Answer 1 · 2022-07-14T16:40:46.000Z

I've (thankfully) never experienced that issue. How many genomes are included in the build?

Answer 2 · 2022-07-14T21:01:42.000Z

The database to be updated is the full GTDB_release207, and the sample TSV I'm trying to add includes ~4,000 genomes

Answer 3 · 2022-07-15T03:16:27.000Z

A related question: if we instead passed the reads that were unclassified from GTDB into a second database (db-create with only the non-GTDB genomes), should that give similar results as a single database via the db-update workflow? There are methods for combining outputs for the same sample from different databases, though I imagine there could be downstream effects on Bracken estimates.

Answer 4 · 2022-07-15T08:01:46.000Z

The downside of a 2-step classification approach versus a 1-step is that there is no direct "competition" during classification across the 2 steps. So, some reads could be falsely classified in the 1st step when they would actually be classified as something in the 2nd step if the 2 reference databases were combined.

Answer 5 · 2023-12-01T11:36:52.000Z

Same problem here.
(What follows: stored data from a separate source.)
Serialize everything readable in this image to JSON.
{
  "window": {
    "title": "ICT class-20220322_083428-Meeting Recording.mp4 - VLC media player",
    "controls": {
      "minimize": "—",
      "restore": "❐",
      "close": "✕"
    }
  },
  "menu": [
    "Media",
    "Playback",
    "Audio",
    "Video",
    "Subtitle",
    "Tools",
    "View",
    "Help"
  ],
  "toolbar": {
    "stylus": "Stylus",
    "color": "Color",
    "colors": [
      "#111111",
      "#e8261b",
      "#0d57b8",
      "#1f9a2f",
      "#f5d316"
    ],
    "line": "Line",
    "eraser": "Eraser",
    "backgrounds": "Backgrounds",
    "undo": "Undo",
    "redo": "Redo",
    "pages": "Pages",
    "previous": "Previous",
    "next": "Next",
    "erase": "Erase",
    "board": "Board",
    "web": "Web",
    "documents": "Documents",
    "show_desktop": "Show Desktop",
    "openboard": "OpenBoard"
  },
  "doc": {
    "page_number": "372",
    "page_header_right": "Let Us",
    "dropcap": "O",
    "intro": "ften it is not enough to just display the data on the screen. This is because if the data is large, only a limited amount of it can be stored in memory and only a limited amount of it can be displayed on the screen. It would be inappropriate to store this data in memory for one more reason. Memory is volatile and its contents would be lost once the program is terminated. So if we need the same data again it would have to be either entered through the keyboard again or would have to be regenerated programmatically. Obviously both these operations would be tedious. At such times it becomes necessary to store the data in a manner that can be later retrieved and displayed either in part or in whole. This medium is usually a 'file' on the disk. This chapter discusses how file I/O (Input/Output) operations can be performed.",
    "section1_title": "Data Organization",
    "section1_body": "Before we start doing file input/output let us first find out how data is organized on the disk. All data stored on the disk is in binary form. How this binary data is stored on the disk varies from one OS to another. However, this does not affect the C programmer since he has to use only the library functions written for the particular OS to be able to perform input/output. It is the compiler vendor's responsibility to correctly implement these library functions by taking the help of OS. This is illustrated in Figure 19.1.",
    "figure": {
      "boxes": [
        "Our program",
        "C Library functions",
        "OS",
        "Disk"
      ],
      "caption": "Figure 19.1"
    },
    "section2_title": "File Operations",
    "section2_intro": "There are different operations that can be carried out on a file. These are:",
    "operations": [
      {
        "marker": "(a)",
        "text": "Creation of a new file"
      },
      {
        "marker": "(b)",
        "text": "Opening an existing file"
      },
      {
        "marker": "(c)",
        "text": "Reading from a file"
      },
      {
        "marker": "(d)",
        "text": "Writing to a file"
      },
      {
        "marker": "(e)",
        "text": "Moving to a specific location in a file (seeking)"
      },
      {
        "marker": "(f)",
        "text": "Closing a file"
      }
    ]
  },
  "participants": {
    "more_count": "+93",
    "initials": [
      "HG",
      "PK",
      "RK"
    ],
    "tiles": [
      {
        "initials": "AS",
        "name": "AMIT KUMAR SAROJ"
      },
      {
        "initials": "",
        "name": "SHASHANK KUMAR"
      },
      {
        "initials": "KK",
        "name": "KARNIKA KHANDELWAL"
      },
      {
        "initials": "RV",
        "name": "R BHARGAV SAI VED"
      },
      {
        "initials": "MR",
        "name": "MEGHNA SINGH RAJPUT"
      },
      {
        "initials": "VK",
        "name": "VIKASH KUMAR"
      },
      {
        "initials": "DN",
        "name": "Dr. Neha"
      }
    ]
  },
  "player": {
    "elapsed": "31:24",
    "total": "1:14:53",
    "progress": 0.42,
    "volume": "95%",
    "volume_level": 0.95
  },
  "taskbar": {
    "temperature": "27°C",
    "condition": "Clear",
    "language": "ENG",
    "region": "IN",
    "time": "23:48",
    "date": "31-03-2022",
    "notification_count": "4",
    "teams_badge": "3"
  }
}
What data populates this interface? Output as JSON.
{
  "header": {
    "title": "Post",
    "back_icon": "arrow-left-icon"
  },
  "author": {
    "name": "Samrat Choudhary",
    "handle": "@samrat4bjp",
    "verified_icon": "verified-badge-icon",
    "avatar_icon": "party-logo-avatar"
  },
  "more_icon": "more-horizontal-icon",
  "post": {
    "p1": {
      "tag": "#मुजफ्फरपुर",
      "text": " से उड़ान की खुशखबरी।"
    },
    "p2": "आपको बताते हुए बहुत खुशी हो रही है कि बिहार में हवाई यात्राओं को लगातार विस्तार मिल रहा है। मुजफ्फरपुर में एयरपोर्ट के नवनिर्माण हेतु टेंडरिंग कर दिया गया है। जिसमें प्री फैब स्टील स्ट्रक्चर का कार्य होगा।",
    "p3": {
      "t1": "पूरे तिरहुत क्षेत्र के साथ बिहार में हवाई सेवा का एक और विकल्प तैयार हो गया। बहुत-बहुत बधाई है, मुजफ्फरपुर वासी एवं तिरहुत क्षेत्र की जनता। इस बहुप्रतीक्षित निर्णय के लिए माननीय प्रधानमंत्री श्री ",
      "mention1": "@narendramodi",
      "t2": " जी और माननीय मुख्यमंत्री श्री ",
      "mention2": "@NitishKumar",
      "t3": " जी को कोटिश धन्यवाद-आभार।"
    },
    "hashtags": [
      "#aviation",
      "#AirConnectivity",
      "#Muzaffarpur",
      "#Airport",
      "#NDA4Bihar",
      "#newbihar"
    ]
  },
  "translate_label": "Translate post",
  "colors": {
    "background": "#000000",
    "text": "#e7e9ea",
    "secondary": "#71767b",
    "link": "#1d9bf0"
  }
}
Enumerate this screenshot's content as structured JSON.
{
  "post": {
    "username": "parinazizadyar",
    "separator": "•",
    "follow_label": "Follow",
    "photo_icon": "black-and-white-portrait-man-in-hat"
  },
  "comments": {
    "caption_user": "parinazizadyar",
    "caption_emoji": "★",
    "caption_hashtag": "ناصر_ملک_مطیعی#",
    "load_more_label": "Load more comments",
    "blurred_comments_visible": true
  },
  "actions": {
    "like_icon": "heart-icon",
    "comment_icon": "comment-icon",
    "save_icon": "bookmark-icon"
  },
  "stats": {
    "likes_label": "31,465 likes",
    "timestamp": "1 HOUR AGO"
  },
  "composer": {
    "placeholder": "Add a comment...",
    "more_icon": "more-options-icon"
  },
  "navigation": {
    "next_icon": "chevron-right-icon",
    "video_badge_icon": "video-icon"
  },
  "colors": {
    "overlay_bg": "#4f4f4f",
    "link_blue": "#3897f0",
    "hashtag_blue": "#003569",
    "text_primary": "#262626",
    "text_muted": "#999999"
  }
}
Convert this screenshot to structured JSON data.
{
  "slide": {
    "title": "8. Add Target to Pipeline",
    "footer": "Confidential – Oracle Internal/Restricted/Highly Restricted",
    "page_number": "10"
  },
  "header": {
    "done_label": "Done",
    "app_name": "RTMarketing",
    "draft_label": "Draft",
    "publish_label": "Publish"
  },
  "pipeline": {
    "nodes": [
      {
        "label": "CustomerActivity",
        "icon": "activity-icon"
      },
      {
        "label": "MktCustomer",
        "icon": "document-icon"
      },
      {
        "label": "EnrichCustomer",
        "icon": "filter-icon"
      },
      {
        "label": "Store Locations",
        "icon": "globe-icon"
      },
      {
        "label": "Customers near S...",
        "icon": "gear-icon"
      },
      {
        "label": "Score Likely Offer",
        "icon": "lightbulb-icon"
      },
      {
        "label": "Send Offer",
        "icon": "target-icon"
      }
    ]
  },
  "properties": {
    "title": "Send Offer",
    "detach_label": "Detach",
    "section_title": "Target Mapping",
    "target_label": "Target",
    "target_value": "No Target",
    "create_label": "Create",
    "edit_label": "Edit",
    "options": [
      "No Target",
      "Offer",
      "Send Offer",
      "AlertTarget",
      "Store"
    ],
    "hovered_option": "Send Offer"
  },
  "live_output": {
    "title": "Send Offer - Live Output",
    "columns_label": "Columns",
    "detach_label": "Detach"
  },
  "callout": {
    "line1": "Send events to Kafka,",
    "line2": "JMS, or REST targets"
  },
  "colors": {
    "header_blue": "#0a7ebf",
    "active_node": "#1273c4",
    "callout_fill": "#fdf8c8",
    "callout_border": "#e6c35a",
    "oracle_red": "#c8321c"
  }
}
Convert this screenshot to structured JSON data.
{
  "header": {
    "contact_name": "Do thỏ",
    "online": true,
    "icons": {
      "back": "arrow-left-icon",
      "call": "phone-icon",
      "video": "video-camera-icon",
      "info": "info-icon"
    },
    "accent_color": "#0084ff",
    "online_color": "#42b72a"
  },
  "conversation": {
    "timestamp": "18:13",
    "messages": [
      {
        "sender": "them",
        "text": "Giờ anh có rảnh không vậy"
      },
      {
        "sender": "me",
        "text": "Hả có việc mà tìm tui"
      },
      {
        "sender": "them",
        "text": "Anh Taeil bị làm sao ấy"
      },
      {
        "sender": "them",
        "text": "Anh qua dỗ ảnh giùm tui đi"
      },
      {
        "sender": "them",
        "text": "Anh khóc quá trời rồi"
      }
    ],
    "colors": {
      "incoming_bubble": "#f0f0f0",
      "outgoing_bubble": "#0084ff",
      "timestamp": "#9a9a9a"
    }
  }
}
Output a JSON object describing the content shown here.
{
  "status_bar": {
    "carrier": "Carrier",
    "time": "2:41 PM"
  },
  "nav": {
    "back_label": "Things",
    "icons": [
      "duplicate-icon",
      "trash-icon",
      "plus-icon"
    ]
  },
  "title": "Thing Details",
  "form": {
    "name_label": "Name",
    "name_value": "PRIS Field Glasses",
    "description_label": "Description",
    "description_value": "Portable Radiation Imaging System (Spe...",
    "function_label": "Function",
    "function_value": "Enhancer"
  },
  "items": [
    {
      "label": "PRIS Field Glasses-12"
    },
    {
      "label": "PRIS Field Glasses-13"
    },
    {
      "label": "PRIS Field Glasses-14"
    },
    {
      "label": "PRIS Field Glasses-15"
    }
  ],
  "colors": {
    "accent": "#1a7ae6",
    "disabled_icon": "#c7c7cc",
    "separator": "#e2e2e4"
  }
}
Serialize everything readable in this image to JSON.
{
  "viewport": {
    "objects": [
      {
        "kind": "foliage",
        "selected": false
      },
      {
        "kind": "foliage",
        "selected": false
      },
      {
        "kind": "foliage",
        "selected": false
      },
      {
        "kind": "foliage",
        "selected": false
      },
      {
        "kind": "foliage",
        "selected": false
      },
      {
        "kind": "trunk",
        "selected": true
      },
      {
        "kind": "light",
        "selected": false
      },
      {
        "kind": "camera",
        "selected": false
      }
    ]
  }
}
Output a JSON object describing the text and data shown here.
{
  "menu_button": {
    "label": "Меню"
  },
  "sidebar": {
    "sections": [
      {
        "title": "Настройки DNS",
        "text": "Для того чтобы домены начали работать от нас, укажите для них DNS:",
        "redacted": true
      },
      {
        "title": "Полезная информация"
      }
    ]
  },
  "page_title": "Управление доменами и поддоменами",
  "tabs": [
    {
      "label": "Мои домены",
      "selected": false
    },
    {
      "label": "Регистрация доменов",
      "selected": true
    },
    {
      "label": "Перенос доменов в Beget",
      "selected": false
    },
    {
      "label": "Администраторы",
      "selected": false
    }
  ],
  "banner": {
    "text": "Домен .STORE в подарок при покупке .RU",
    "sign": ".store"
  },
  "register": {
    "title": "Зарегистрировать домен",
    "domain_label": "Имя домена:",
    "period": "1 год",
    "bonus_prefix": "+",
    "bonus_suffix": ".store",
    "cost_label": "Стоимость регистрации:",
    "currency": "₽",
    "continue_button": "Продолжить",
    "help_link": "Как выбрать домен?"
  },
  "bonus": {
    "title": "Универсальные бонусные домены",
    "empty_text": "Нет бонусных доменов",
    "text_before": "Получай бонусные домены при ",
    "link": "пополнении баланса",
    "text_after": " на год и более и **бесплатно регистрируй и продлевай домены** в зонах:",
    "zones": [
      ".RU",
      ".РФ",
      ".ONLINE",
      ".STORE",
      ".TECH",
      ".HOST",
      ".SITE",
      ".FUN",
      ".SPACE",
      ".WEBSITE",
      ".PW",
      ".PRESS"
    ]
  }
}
I ran the kraken2 database building using 40 cores (7 GB each), and after 24 hours the process stalled at this point:

Creating sequence ID to taxonomy ID map (step 1)...
Sequence ID to taxonomy ID map already present, skipping map creation.
Estimating required capacity (step 2)...
Estimated hash table requirement: 75566900660 bytes
Capacity estimation complete. [37m21.355s]
Building database files (step 3)...
Taxonomy parsed and converted.
CHT created with 16 bits reserved for taxid.

Answer 6 · 2023-12-03T23:03:12.000Z

@MixalisSn do you think that the stalling could be due to limited memory?

Answer 7 · 2023-12-10T18:58:55.000Z

@nick-youngblut I thought the 120 GB were enough. Any way, I added the --fast-build flag, using the same resources, and the build was completed successfully.